Saturday, April 4, 2009

Hemoglobin is Proof of God II: Carbon Dioxide Transport

If you came to this series of posts hoping to find a rigorous theological debate regarding the existence of an omnipotent power...I'm sorry to disappoint (not really).

Carbon dioxide (CO2) is a metabolic byproduct of aerobic metabolism. Aerobic metabolism is our bodies' primary method of energy generation and it produces a large amount of CO2. This CO2 is released from our bodies into the external environment through our lungs, which will be discussed in a later post. This means that our blood has to transport CO2 from our tissues (e.g. your calf muscle) to our lungs.
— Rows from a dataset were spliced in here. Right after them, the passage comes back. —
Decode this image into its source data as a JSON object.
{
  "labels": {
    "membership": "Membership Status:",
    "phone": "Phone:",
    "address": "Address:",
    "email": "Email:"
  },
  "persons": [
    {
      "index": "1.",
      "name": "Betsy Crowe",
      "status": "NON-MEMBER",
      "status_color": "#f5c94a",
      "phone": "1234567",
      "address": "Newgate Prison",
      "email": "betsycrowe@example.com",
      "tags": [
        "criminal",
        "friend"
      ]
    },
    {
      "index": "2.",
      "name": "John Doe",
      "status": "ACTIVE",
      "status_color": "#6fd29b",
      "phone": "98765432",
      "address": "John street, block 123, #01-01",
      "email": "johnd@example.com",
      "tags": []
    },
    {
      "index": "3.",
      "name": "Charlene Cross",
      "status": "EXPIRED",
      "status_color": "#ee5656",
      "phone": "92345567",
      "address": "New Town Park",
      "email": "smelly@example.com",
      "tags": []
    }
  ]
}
There are 3 methods of CO2 transport:

1) CO2, like oxygen, is transported as a dissolved gas in blood plasma. This accounts for 2-10% of our blood's total CO2.

2) CO2 can bind to hemoglobin (and other blood proteins) and be transported to the lungs with the hemoglobin. A single CO2 binds to a single hemoglobin molecule (remember this is different than oxygen, 4 oxygen molecules bind to 1 hemoglobin molecule). This accounts for 5-10% of our blood's total CO2.

3) CO2 can be converted to bicarbonate (HCO3-) by an enzyme called carbonic anyhdrase. The chemical equation for this reaction is: CO2 + H20 -> H2CO3 -> H+ + HCO3-. This reaction is reversible. 80-90% of our blood's CO2 is transported as bicarbonate.

Note: An important concept to understand for future posts will be Le Chatelier's principle
, with regards to concentration, and how it applies to the above equation.